According to Friedman, it's the other way around. What's your source?
Can't the same argument be made against aircraft launched ARH missiles? The relatively small and underpowered aircraft radars are unable to track the missiles as far out as ship-borne radars can, so the missiles have to rely on properly adjusted setpoints to arrive close enough so that the target falls within their homing basket.
A missile in mid-course could still receive updated setpoints, even if the tracking radar can no longer detect it, relying that the inertial guidance of the missile is good enough to figure out its position.
Same could be said of other command guidance systems or TVMs.
Not quite. The early Tartar and Terrier missiles were beamriders. They were upgraded to semi-active homers in the 1959/1960. Both missiles were upgraded to the Standard missile in mid 60s. Terrier became SM-1 ER and Tartar SM-1 MR. SM-1/SM-2 is not any smaller than Tartar. In fact, later variants are larger. Are you mixing up Tartar with Talos? Second, many missiles have a beacon emitter at their tail, so only a receiver would be needed onboard.
SPG-51 was installed on Virginia class nuclear cruisers, that were armed with SM-2 MRs. These missiles have a range of 90nm. Therefore, I think it's safe to assume that ROC's Kidd destoyers have the same capability, which gets us to about 3x the 956 EM that PLAN has.
With regards to Friedman, I already showed you several sources. Not to mention none of the Indian and Chinese sources ever mentioned the Fregat having an X-band array, and they are the direct users of this radar. Even the photographic evidence do not support the Fregat having an X-band or being 2D or having worst 3D than the other array. Your call.
Modern aircraft radars are not underpowered, comparative to those in the 70s and 80s. SPG-51 dates back to the fifties so its not comparable. Please note that the extended range PL-15 for example, requires the use of AESA radars on the J-16 and J-10C. If you go back to the 70s and 80s, aircraft BVR engagements doesn't work that well, and specific aircraft that specialize in BVR, such as the F-14 Tomcat and the MiG-25 or MiG-31 have large powerful radars, these are the first aircraft to feature phase arrays.
If your missile has to rely on midcourse updates, how does the datalink find it if the tracking radar can no longer detect it or know where it is? How far can the datalink go? This is not more powerful than a radar itself. Its said the datalink for the Standards on the AEGIS is on the SPY-1 itself. With the SPG-51, it needs to be located with the illumination radar, so the datalink itself has to be within the SPG-51 array, so the array has to be pointed at the missile, and the missile has to be within the beam cone. Early SARH is similar to beam riding because the missile being tracked and the target being tracked needs to be in the same scanning cone of the fire control radar. Electronic scanning changed everything as you can quickly scan a much larger volume of the sky so that both missile and target do not need to be both within the same scanning cone.
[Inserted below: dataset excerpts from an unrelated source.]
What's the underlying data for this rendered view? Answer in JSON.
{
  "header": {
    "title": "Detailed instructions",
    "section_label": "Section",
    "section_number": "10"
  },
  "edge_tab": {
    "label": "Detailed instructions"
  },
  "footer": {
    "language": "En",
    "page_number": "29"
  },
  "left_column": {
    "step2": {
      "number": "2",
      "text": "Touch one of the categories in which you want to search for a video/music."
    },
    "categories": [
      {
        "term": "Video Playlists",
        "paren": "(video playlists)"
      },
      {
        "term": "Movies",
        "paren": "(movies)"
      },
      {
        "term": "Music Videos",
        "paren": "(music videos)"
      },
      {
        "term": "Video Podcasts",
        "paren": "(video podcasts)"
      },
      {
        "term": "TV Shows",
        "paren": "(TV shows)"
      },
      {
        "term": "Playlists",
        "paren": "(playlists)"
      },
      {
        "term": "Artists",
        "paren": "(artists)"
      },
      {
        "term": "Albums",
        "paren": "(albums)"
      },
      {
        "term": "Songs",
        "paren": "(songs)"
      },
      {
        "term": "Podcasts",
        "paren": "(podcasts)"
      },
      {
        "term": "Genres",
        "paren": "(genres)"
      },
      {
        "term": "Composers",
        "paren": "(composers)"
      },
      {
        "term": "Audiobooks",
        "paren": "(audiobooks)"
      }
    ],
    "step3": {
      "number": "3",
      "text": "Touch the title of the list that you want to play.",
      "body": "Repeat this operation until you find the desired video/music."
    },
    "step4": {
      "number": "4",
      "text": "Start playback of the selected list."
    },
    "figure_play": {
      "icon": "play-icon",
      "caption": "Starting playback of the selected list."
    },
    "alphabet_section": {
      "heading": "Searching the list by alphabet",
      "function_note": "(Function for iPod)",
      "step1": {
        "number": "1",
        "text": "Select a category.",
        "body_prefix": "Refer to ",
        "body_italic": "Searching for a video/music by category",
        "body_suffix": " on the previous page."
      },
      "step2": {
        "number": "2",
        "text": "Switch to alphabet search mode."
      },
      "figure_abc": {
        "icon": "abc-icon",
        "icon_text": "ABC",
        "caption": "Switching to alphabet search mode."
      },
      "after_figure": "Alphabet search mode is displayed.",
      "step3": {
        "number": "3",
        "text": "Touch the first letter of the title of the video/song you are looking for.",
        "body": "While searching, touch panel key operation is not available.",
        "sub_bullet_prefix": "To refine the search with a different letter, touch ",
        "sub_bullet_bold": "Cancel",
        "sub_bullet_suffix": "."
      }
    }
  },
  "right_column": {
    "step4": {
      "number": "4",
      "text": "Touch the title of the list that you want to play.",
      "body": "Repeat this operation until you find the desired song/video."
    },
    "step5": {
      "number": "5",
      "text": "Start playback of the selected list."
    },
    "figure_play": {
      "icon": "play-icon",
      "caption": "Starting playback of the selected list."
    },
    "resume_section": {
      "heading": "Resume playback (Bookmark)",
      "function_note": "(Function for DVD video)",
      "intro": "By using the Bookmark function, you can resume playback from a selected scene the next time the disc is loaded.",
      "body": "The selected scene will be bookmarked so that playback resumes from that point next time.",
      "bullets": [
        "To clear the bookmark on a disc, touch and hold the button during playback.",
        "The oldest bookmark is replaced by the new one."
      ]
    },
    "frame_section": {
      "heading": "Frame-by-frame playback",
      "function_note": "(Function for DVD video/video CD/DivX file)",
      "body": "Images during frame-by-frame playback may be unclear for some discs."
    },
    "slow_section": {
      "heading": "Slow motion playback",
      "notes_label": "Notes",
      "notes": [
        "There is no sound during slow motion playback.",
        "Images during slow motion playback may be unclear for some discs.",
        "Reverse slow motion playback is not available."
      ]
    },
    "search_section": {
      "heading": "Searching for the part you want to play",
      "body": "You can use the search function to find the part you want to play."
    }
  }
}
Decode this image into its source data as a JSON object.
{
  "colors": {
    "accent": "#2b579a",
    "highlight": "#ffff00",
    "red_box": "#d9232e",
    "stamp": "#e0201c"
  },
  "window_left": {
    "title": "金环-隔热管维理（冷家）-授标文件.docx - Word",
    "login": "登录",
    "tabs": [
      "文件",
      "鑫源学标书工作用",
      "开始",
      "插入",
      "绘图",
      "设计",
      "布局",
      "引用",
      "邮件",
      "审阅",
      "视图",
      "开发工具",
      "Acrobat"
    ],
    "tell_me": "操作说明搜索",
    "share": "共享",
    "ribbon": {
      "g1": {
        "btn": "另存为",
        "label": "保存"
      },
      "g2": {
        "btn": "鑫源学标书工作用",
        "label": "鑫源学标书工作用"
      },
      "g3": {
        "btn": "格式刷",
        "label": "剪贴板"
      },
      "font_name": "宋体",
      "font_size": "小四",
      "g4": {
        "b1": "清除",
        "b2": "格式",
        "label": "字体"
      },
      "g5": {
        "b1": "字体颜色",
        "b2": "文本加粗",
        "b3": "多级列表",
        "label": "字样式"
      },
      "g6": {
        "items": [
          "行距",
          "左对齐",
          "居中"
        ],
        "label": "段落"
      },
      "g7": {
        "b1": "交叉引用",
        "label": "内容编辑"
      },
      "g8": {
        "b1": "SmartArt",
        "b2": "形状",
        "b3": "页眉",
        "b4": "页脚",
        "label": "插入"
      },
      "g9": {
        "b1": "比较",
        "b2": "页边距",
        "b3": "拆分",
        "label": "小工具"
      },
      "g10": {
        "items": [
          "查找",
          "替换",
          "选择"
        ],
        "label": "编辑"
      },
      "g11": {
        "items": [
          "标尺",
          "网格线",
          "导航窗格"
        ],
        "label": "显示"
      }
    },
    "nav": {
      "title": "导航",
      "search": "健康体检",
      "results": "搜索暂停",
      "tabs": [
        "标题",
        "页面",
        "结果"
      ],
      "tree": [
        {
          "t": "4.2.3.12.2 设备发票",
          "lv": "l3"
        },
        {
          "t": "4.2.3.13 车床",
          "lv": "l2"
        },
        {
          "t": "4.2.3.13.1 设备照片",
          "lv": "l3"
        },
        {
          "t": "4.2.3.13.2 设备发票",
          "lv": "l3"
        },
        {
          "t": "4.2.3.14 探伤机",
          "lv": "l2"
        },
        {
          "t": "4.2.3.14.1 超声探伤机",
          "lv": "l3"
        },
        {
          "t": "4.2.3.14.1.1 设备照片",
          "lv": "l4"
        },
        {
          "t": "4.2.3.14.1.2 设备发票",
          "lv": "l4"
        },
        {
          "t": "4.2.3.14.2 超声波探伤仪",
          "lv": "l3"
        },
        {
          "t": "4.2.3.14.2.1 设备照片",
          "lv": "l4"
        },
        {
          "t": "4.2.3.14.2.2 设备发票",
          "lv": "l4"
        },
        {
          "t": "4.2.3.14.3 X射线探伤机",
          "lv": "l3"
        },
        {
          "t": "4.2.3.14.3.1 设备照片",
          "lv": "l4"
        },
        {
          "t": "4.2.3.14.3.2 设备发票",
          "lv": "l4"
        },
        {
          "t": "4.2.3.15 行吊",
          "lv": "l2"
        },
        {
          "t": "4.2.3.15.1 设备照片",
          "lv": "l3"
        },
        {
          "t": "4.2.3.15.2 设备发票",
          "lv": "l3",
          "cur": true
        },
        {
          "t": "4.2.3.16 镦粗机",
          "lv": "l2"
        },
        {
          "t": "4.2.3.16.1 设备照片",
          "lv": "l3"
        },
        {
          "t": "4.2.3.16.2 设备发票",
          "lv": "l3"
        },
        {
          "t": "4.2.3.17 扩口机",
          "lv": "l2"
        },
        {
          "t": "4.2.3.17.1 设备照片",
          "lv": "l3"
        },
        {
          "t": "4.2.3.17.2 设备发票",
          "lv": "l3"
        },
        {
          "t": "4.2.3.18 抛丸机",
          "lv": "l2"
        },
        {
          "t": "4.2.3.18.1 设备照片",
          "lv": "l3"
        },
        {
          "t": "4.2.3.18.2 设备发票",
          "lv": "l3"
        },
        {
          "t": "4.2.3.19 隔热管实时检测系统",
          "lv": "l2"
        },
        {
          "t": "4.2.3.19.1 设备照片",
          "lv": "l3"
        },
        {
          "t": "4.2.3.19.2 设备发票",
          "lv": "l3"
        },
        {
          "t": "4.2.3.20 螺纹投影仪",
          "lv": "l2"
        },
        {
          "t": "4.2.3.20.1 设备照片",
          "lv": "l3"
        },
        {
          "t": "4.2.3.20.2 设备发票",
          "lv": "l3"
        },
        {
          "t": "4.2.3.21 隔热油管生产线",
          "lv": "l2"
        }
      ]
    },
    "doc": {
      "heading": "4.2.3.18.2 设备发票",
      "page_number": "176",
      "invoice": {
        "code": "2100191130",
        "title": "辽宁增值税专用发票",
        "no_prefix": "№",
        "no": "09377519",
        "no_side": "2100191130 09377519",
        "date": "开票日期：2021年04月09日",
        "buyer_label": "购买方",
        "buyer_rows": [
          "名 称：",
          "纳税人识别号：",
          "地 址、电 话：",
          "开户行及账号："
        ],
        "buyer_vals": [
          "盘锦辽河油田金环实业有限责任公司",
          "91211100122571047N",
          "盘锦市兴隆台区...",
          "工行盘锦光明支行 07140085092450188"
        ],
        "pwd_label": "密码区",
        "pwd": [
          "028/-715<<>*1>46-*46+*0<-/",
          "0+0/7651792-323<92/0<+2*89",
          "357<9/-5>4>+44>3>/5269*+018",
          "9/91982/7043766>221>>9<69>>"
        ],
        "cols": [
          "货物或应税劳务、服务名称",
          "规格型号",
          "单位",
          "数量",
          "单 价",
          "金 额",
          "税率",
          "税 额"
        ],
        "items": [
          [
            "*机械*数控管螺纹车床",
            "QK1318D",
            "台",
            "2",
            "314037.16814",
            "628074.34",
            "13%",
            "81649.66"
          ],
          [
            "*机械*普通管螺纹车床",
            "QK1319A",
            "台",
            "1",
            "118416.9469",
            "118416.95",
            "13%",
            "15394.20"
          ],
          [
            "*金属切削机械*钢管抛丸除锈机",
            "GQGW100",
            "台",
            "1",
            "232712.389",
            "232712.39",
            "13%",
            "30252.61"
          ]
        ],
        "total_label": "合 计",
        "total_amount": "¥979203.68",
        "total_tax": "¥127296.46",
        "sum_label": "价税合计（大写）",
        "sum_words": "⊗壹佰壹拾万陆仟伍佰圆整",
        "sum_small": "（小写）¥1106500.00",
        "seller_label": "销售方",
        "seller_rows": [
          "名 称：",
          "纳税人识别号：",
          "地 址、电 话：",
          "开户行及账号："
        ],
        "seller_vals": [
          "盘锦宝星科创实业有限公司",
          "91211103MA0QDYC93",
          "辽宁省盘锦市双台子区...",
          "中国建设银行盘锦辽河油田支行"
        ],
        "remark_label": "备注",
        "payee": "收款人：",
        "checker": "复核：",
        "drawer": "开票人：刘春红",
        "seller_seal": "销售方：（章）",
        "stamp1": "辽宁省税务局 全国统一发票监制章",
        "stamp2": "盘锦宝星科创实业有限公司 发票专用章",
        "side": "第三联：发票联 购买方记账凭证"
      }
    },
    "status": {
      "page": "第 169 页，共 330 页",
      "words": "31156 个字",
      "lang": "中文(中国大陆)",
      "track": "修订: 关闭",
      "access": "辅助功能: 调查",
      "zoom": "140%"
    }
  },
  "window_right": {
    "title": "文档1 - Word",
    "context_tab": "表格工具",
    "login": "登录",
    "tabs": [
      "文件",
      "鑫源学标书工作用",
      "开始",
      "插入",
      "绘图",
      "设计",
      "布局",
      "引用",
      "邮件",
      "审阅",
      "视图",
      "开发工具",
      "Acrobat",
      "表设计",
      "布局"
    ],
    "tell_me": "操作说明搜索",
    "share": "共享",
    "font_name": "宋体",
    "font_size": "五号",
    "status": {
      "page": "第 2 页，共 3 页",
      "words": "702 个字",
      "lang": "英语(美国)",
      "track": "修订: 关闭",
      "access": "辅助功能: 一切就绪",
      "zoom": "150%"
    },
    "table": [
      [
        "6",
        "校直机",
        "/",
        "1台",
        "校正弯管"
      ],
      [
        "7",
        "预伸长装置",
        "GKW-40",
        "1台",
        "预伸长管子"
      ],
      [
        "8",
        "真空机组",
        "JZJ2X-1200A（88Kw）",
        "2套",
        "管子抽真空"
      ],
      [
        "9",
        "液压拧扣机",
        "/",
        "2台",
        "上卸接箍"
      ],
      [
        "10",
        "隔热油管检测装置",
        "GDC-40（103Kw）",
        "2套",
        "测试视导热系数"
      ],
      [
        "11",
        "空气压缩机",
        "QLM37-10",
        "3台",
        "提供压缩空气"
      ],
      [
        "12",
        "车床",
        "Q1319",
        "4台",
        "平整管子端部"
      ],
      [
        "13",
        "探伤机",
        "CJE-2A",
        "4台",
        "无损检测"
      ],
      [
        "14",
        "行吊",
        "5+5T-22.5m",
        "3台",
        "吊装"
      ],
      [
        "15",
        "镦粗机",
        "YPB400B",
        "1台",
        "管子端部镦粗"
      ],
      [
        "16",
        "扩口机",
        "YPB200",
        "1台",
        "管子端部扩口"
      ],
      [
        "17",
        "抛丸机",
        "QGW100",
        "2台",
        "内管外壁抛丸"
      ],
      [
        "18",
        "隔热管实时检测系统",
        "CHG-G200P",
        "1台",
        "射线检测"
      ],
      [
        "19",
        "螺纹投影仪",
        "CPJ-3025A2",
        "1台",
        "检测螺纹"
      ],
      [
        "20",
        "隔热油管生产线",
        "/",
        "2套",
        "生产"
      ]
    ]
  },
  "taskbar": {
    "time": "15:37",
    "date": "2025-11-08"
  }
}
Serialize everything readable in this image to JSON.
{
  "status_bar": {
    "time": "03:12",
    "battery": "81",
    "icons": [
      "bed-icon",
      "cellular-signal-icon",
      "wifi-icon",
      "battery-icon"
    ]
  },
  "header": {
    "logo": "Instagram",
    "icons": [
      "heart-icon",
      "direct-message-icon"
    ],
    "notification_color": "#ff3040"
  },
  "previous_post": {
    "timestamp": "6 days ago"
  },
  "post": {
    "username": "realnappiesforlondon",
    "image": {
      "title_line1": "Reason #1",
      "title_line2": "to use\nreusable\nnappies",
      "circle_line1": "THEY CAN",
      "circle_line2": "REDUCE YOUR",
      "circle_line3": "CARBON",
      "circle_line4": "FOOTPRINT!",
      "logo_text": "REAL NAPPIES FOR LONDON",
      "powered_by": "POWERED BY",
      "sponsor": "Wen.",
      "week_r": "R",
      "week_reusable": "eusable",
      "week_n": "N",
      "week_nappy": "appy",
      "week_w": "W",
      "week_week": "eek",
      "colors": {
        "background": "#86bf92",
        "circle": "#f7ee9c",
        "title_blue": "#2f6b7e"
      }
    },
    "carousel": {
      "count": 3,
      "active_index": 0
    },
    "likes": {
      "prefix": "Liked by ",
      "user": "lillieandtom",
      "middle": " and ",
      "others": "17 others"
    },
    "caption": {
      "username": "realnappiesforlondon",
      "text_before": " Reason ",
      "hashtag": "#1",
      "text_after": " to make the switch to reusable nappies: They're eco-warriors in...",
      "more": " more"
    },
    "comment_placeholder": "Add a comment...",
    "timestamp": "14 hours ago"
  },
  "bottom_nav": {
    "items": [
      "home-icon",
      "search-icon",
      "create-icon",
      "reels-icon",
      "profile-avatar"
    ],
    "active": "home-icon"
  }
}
But the SPG-51 is a mechanical parabolic, it doesn't multibeam, so what it needs to track and talk with, everything has to be pointed with the same antenna.
Regardless how far the missile's ballistic range is, its effective combat range is dependent with the fire control radar it is paired with.
This is a neat reference.
Not much of a difference, although I will give a slight edge for the SM-2MR/SPG-51 combination when it comes to range. However there are six Front Domes on the Sovremenny, which are four more tracking/illuminating radars than the two SPG-51 on the Kidds, and the other two PLAN Sovremenny has the assistance of the Pozitiv ME1 radar, which can electronically scan multiple targets with weapons quality track. The Sov will win in multiple engagement.
None of these matters when you are dealing with antiship missiles when they are hiding below the radar horizon and becomes only visible once they arise from it. At this point, the missile will only be detected around 30 to 40km. I do not have the height measurements but I will give the advantage of the Kidds due to the height of their radars from sea level for the advantage of having an earlier warning and engagement.
As for the Front Domes I never found what makes them tick, but this is the inside of the Fire Dome radar used with the land based Buk missile.
That looks like a reflective planar array, and it reminds me of aircraft radars, kind of a slotted planar array radar without the slots and the feed is on the front and not the back.